Health and Wellness

Lesbian doctor with coronavirus documents her illness on video

Greta McLachlan
Greta McLachlanPhoto: Twitter screenshot/Greta McLachlan

Lesbian surgical trainee Greta McLachlan is documenting her experience with coronavirus in a series of videos on Twitter. (The videos can be found below.)

Over the past few days, 36-year-old McLachlan has taken viewers through her symptoms, as well as the ups and downs of the virus.

Related: Take a moment to recognize these LGBTQ nurses fighting coronavirus worldwide

The illness began small, with just a sore throat and small cough.

“In the first two days, it was just, ‘Could it be or could it not?’ And then my mind progressed to a point where I was fairly confident I had the coronavirus,” she told Pink News.

While she and her wife have not officially been tested due to a lack of available tests in the U.K., McLachlan said that her symptoms — a temperature, a cough, muscle aches, fatigue, and a headache — are almost certainly from coronavirus. They have self-isolated and are relying on friends and family to drop essential items at their door.

McLachlan’s goal for the videos is to calm people’s fears while at the same time communicating the importance of  staying away from vulnerable people.

“It’s not awful. It’s not great,” she said in one of her videos. “I’m lucky. I’m 36 years old and relatively fit and well, only taking medication for migraines. I’ve actually had worse migraines and to be honest I’ve actually had worse hangovers than this, and the joy is that I have my wife to keep me company.”

“We’re lucky, … and [the] most important thing that we’re doing is self-isolating and keeping an eye on our symptoms, and I’ve told my parents who are at the age of 70 to stay well away.”

At one point, McLachlan posted a video that she was feeling better. She seemed confident she was on the mend, but the following morning, she said she was wrong. It had gotten worse again.

“It sort of goes in cycles,” she said. “Just absolute exhaustion. Even climbing the stairs is an effort.”

She also described the cough as feeling different than a normal cold. “I didn’t get the snotty nose and the pain in my sinuses, and when you get the [COVID-19] cough, to me it feels like a different cough… sort of a cough that comes from the chest.”

 

 

 

 

 

 

But again, McLachlan said that it is everyone’s job to protect their communities by maintaining social distancing practices.

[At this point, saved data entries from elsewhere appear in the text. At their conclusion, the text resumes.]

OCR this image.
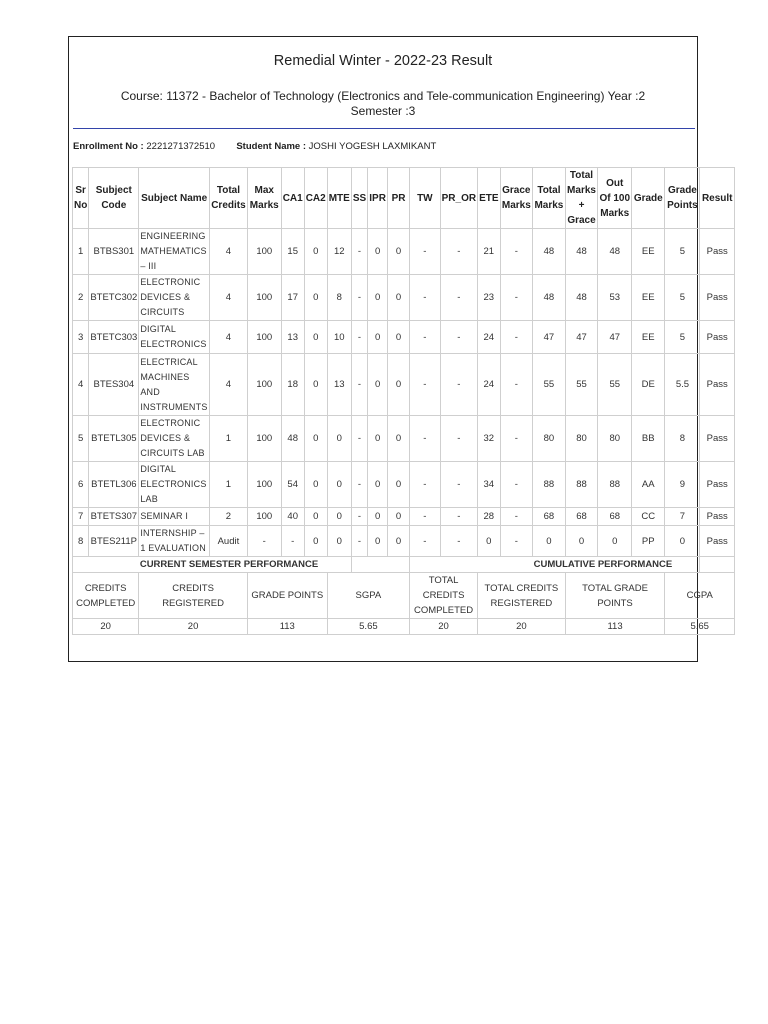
Remedial Winter - 2022-23 Result
Course: 11372 - Bachelor of Technology (Electronics and Tele-communication Engineering) Year :2
Semester :3
Enrollment No : 2221271372510 Student Name : JOSHI YOGESH LAXMIKANT
Sr No	Subject Code	Subject Name	Total Credits	Max Marks	CA1	CA2	MTE	SS	IPR	PR	TW	PR_OR	ETE	Grace Marks	Total Marks	Total Marks + Grace	Out Of 100 Marks	Grade	Grade Points	Result
1	BTBS301	ENGINEERING MATHEMATICS – III	4	100	15	0	12	-	0	0	-	-	21	-	48	48	48	EE	5	Pass
2	BTETC302	ELECTRONIC DEVICES & CIRCUITS	4	100	17	0	8	-	0	0	-	-	23	-	48	48	53	EE	5	Pass
3	BTETC303	DIGITAL ELECTRONICS	4	100	13	0	10	-	0	0	-	-	24	-	47	47	47	EE	5	Pass
4	BTES304	ELECTRICAL MACHINES AND INSTRUMENTS	4	100	18	0	13	-	0	0	-	-	24	-	55	55	55	DE	5.5	Pass
5	BTETL305	ELECTRONIC DEVICES & CIRCUITS LAB	1	100	48	0	0	-	0	0	-	-	32	-	80	80	80	BB	8	Pass
6	BTETL306	DIGITAL ELECTRONICS LAB	1	100	54	0	0	-	0	0	-	-	34	-	88	88	88	AA	9	Pass
7	BTETS307	SEMINAR I	2	100	40	0	0	-	0	0	-	-	28	-	68	68	68	CC	7	Pass
8	BTES211P	INTERNSHIP – 1 EVALUATION	Audit	-	-	0	0	-	0	0	-	-	0	-	0	0	0	PP	0	Pass
		CURRENT SEMESTER PERFORMANCE													CUMULATIVE PERFORMANCE					
CREDITS COMPLETED		CREDITS REGISTERED		GRADE POINTS			SGPA				TOTAL CREDITS COMPLETED		TOTAL CREDITS REGISTERED			TOTAL GRADE POINTS			CGPA	
20		20		113			5.65				20		20			113			5.65	
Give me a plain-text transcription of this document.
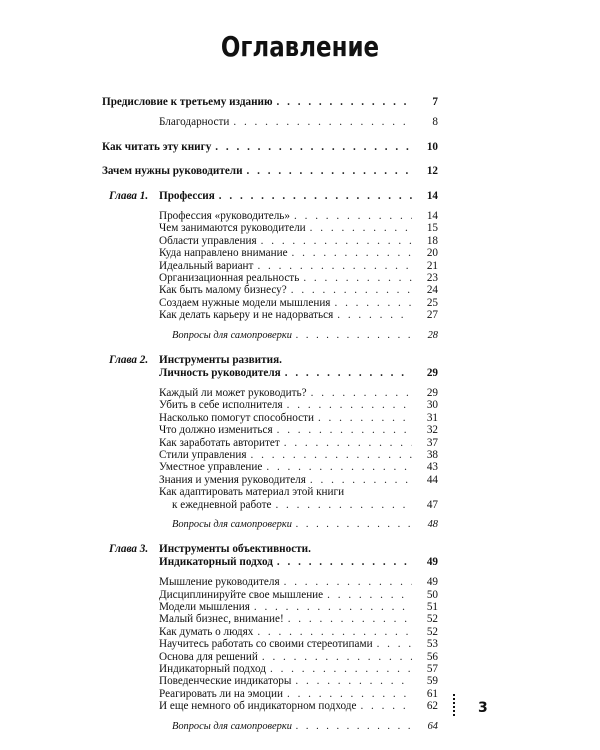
Оглавление
Предисловие к третьему изданию . . .	7
Благодарности . . .	8
Как читать эту книгу . . .	10
Зачем нужны руководители . . .	12
Глава 1. Профессия . . .	14
Профессия «руководитель» . . .	14
Чем занимаются руководители . . .	15
Области управления . . .	18
Куда направлено внимание . . .	20
Идеальный вариант . . .	21
Организационная реальность . . .	23
Как быть малому бизнесу? . . .	24
Создаем нужные модели мышления . . .	25
Как делать карьеру и не надорваться . . .	27
Вопросы для самопроверки . . .	28
Глава 2. Инструменты развития.
Личность руководителя . . .	29
Каждый ли может руководить? . . .	29
Убить в себе исполнителя . . .	30
Насколько помогут способности . . .	31
Что должно измениться . . .	32
Как заработать авторитет . . .	37
Стили управления . . .	38
Уместное управление . . .	43
Знания и умения руководителя . . .	44
Как адаптировать материал этой книги
к ежедневной работе . . .	47
Вопросы для самопроверки . . .	48
Глава 3. Инструменты объективности.
Индикаторный подход . . .	49
Мышление руководителя . . .	49
Дисциплинируйте свое мышление . . .	50
Модели мышления . . .	51
Малый бизнес, внимание! . . .	52
Как думать о людях . . .	52
Научитесь работать со своими стереотипами . . .	53
Основа для решений . . .	56
Индикаторный подход . . .	57
Поведенческие индикаторы . . .	59
Реагировать ли на эмоции . . .	61
И еще немного об индикаторном подходе . . .	62
Вопросы для самопроверки . . .	64
3
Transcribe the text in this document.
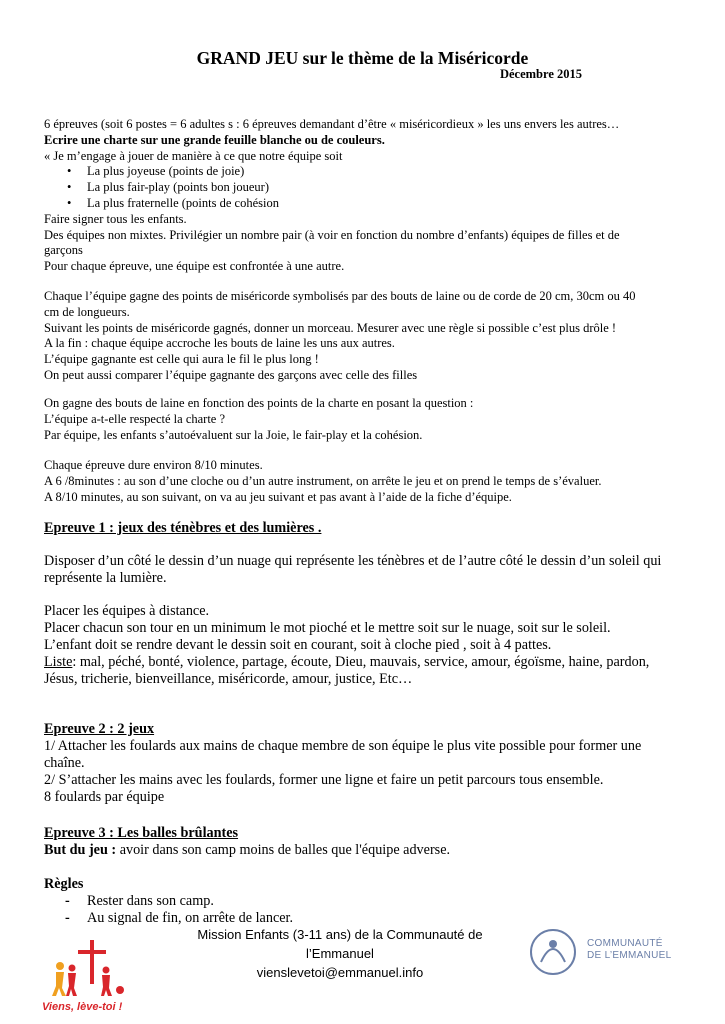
GRAND JEU sur le thème de la Miséricorde
Décembre 2015

6 épreuves (soit 6 postes = 6 adultes s : 6 épreuves demandant d’être « miséricordieux » les uns envers les autres…

Ecrire une charte sur une grande feuille blanche ou de couleurs.

« Je m’engage à jouer de manière à ce que notre équipe soit

• La plus joyeuse (points de joie)
• La plus fair-play (points bon joueur)
• La plus fraternelle (points de cohésion

Faire signer tous les enfants.

Des équipes non mixtes. Privilégier un nombre pair (à voir en fonction du nombre d’enfants) équipes de filles et de

garçons

Pour chaque épreuve, une équipe est confrontée à une autre.

Chaque l’équipe gagne des points de miséricorde symbolisés par des bouts de laine ou de corde de 20 cm, 30cm ou 40

cm de longueurs.

Suivant les points de miséricorde gagnés, donner un morceau. Mesurer avec une règle si possible c’est plus drôle !

A la fin : chaque équipe accroche les bouts de laine les uns aux autres.

L’équipe gagnante est celle qui aura le fil le plus long !

On peut aussi comparer l’équipe gagnante des garçons avec celle des filles

On gagne des bouts de laine en fonction des points de la charte en posant la question :

L’équipe a-t-elle respecté la charte ?

Par équipe, les enfants s’autoévaluent sur la Joie, le fair-play et la cohésion.

Chaque épreuve dure environ 8/10 minutes.

A 6 /8minutes : au son d’une cloche ou d’un autre instrument, on arrête le jeu et on prend le temps de s’évaluer.

A 8/10 minutes, au son suivant, on va au jeu suivant et pas avant à l’aide de la fiche d’équipe.

Epreuve 1 : jeux des ténèbres et des lumières .

Disposer d’un côté le dessin d’un nuage qui représente les ténèbres et de l’autre côté le dessin d’un soleil qui

représente la lumière.

Placer les équipes à distance.

Placer chacun son tour en un minimum le mot pioché et le mettre soit sur le nuage, soit sur le soleil.

L’enfant doit se rendre devant le dessin soit en courant, soit à cloche pied , soit à 4 pattes.

Liste: mal, péché, bonté, violence, partage, écoute, Dieu, mauvais, service, amour, égoïsme, haine, pardon,

Jésus, tricherie, bienveillance, miséricorde, amour, justice, Etc…

Epreuve 2 : 2 jeux

1/ Attacher les foulards aux mains de chaque membre de son équipe le plus vite possible pour former une

chaîne.

2/ S’attacher les mains avec les foulards, former une ligne et faire un petit parcours tous ensemble.

8 foulards par équipe

Epreuve 3 : Les balles brûlantes

But du jeu : avoir dans son camp moins de balles que l'équipe adverse.

Règles

- Rester dans son camp.
- Au signal de fin, on arrête de lancer.
Mission Enfants (3-11 ans) de la Communauté de
l’Emmanuel
vienslevetoi@emmanuel.info
Viens, lève-toi !
COMMUNAUTÉ
DE L’EMMANUEL
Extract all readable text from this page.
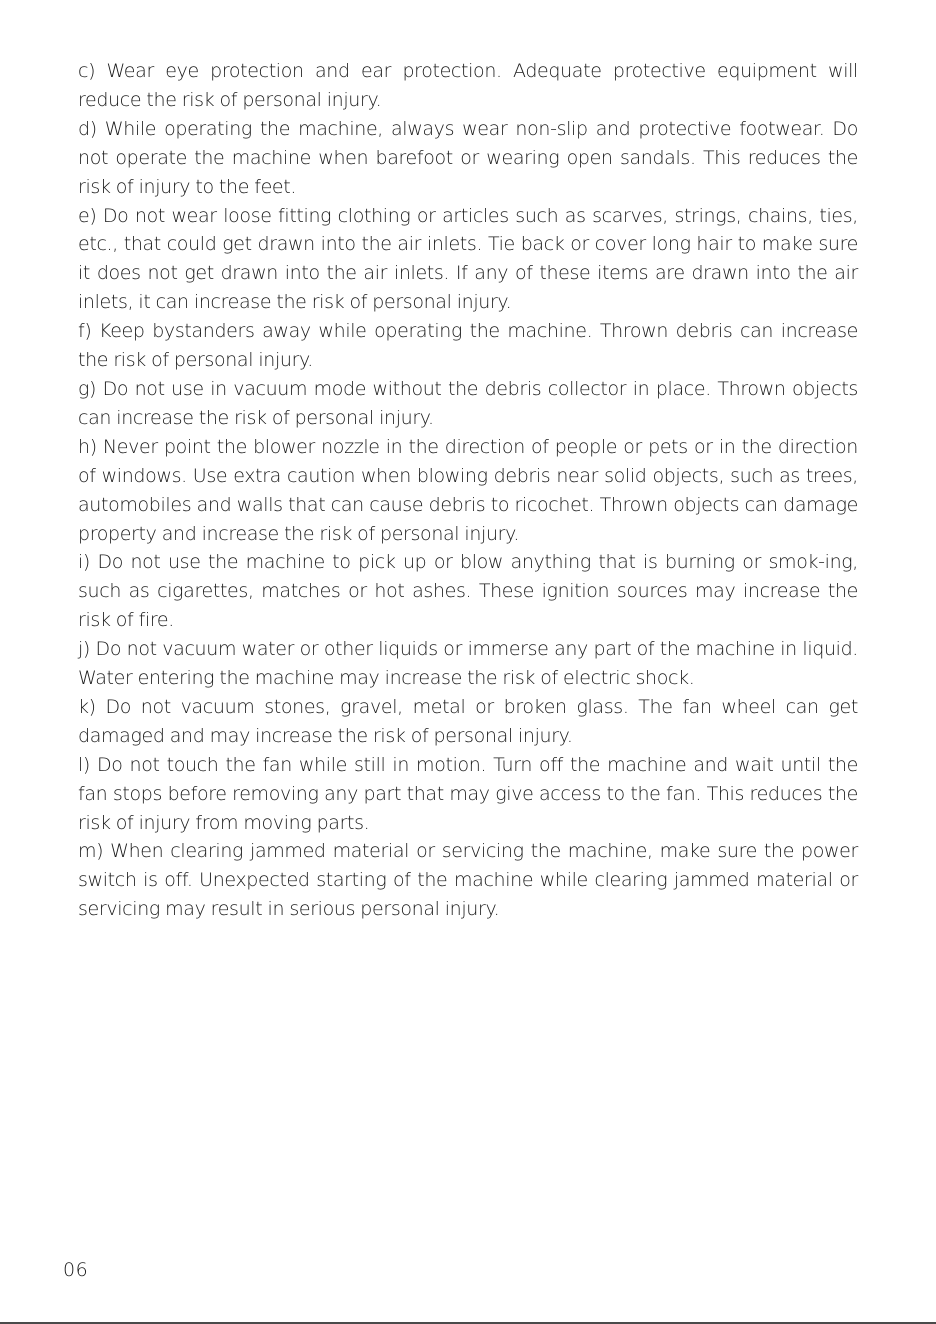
c) Wear eye protection and ear protection. Adequate protective equipment will reduce the risk of personal injury.

d) While operating the machine, always wear non-slip and protective footwear. Do not operate the machine when barefoot or wearing open sandals. This reduces the risk of injury to the feet.

e) Do not wear loose fitting clothing or articles such as scarves, strings, chains, ties, etc., that could get drawn into the air inlets. Tie back or cover long hair to make sure it does not get drawn into the air inlets. If any of these items are drawn into the air inlets, it can increase the risk of personal injury.

f) Keep bystanders away while operating the machine. Thrown debris can increase the risk of personal injury.

g) Do not use in vacuum mode without the debris collector in place. Thrown objects can increase the risk of personal injury.

h) Never point the blower nozzle in the direction of people or pets or in the direction of windows. Use extra caution when blowing debris near solid objects, such as trees, automobiles and walls that can cause debris to ricochet. Thrown objects can damage property and increase the risk of personal injury.

i) Do not use the machine to pick up or blow anything that is burning or smok-ing, such as cigarettes, matches or hot ashes. These ignition sources may increase the risk of fire.

j) Do not vacuum water or other liquids or immerse any part of the machine in liquid. Water entering the machine may increase the risk of electric shock.

k) Do not vacuum stones, gravel, metal or broken glass. The fan wheel can get damaged and may increase the risk of personal injury.

l) Do not touch the fan while still in motion. Turn off the machine and wait until the fan stops before removing any part that may give access to the fan. This reduces the risk of injury from moving parts.

m) When clearing jammed material or servicing the machine, make sure the power switch is off. Unexpected starting of the machine while clearing jammed material or servicing may result in serious personal injury.

06
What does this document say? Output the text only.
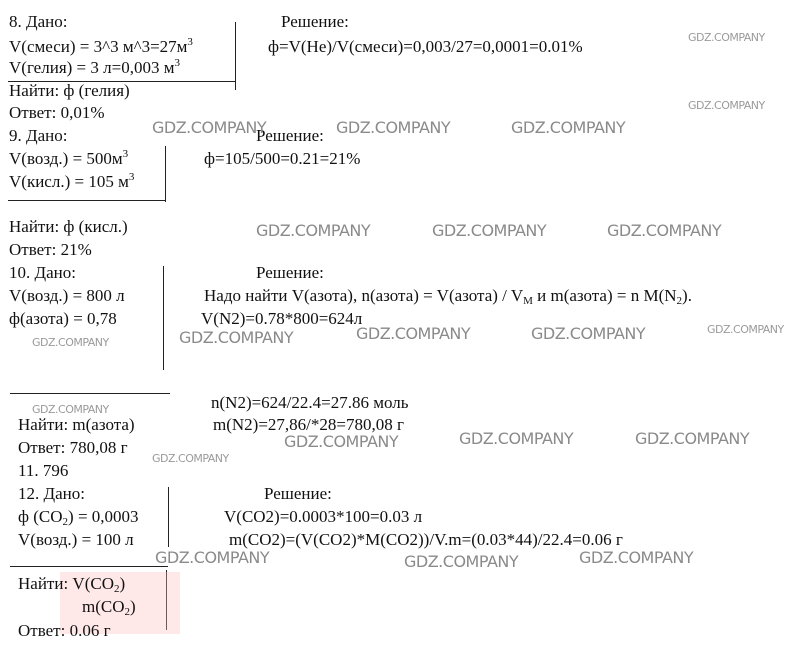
8. Дано:
V(смеси) = 3^3 $м\^{}3=27м^3$
V(гелия) = 3 л=0,003 $м^3$
Решение:
ф=V(He)/V(смеси)=0,003/27=0,0001=0.01%
Найти: ф (гелия)
Ответ: 0,01%
9. Дано:
V(возд.) = $500м^3$
V(кисл.) = 105 $м^3$
Решение:
ф=105/500=0.21=21%
Найти: ф (кисл.)
Ответ: 21%
10. Дано:
V(возд.) = 800 л
ф(азота) = 0,78
Решение:
Надо найти V(азота), n(азота) = V(азота) / $V_М$ и m(азота) = n $M(N_2)$.
V(N2)=0.78*800=624л
n(N2)=624/22.4=27.86 моль
m(N2)=27,86/*28=780,08 г
Найти: m(азота)
Ответ: 780,08 г
11. 796
12. Дано:
ф $(CO_2) = 0,0003$
V(возд.) = 100 л
Решение:
V(CO2)=0.0003*100=0.03 л
m(CO2)=(V(CO2)*M(CO2))/V.m=(0.03*44)/22.4=0.06 г
Найти: $V(CO_2)$
$m(CO_2)$
Ответ: 0.06 г
GDZ.COMPANY
GDZ.COMPANY
GDZ.COMPANY	GDZ.COMPANY	GDZ.COMPANY
GDZ.COMPANY	GDZ.COMPANY	GDZ.COMPANY
GDZ.COMPANY
GDZ.COMPANY	GDZ.COMPANY	GDZ.COMPANY
GDZ.COMPANY
GDZ.COMPANY
GDZ.COMPANY	GDZ.COMPANY	GDZ.COMPANY
GDZ.COMPANY
GDZ.COMPANY	GDZ.COMPANY	GDZ.COMPANY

“You’ve got to listen to the government’s advice: stay away from pubs, clubs, theaters. Things have evolved over the past four or five days. You can’t force anyone to do anything, but you’ve got to think about the vulnerable. We’ve just got to look after each other and be sensible.

“I know that’s difficult if you are younger and you are at uni or are working in pubs and bars, it’s going to be a really tricky time. But this is unprecedented. And we’ve got to protect the NHS, protect healthcare workers and protect those who are more likely to suffer.”

She also reminded people to check in on those who are self-isolating to see if they need anything dropped off, as well as to please stay away from vulnerable people while at the same time making sure they have what they need.

“Even if you’re not of a religious persuasion, one way of [reaching out] is to get in touch with local places of worship, because they’ll know who their vulnerable parishioners are,” she said. “I think that goes a long way.”